Stuart Russell: Human Compatible

I am reading the book Human Compatible by Stuart Russell, which I recently ordered along with Algorithms to Live By (Brian Christian, Tom Griffiths) and The Precipice (Toby Ord). All of these authors and books I have encountered in one way or another from the podcast 80000 Hours. The podcast is all about how to make the most of your career in terms of making something good in the world (or stopping something bad). This is the worldview associated with the Effective Altruism movement.

Stuart Russell is an AI researcher and one of the authors of one of most well-read text books on Artificial Intelligence used in university courses. In Human Compatible, subtitled “AI and the Problem of Control”, he presents his views on what he has come to believe is a major problem of the field, that may lead to some true existential risks for humanity. I have read the first chapter. Basically, he describes the problem being that we have defined the aim of the field to build intelligent machines, defined like this:

Machines are intelligent to their extent that their actions can be expected to achieve their objectives.

Instead, he believes we should aim for this:

Machines are beneficial to the extend that their actions can be expected to achieve our objectives.

I.e., their objectives should be aligned with ours.

My reflection, after reading just this first chapter, is this: is it really possible to control the AI’s objectives in this way? If we truly build super-human intelligence, won’t it also gain the ability to set its own objectives? Similar to how people are able to set their own objectives. And I don’t mean that in the sense that we “truly” are able to do so, having actual free will and so on – just in the everyday sense that I may come to the conclusion that I should spend my life improving the world by following the principles of Effective Altruism, or that I may come to the conclusion that I should seclude from my ordinary world and become a Zen monk, or I may become a suicide bomber or someone who acts on the idea that in order to save life on planet Earth, we need to erase humanity.

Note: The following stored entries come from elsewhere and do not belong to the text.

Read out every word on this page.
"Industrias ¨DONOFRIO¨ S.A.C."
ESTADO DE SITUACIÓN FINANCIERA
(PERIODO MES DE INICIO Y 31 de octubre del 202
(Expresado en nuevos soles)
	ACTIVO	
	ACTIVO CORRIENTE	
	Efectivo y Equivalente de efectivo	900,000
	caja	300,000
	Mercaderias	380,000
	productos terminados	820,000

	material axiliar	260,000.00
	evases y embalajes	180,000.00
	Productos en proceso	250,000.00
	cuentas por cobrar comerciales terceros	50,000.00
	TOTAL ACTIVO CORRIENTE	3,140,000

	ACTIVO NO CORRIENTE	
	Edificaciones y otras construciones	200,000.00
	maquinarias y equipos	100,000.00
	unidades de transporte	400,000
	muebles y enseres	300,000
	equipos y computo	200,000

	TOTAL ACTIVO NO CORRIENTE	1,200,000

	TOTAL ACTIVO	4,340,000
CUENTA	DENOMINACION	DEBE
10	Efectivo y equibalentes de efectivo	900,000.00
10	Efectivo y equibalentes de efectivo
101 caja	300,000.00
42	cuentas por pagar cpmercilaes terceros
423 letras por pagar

As the designers of the AI, we could of course try to limit what kind of objectives the AI should be able to set. Similar to how there are aspects of the human world we simply are not in control over (that there are three dimensions of space and that 2 + 2 = 4, etc), we would set the outer limits of the world of the AI. But… first, can we really do that, and secondly, what about bad actors?

These are some questions I hope to get wiser about as I continue reading the book!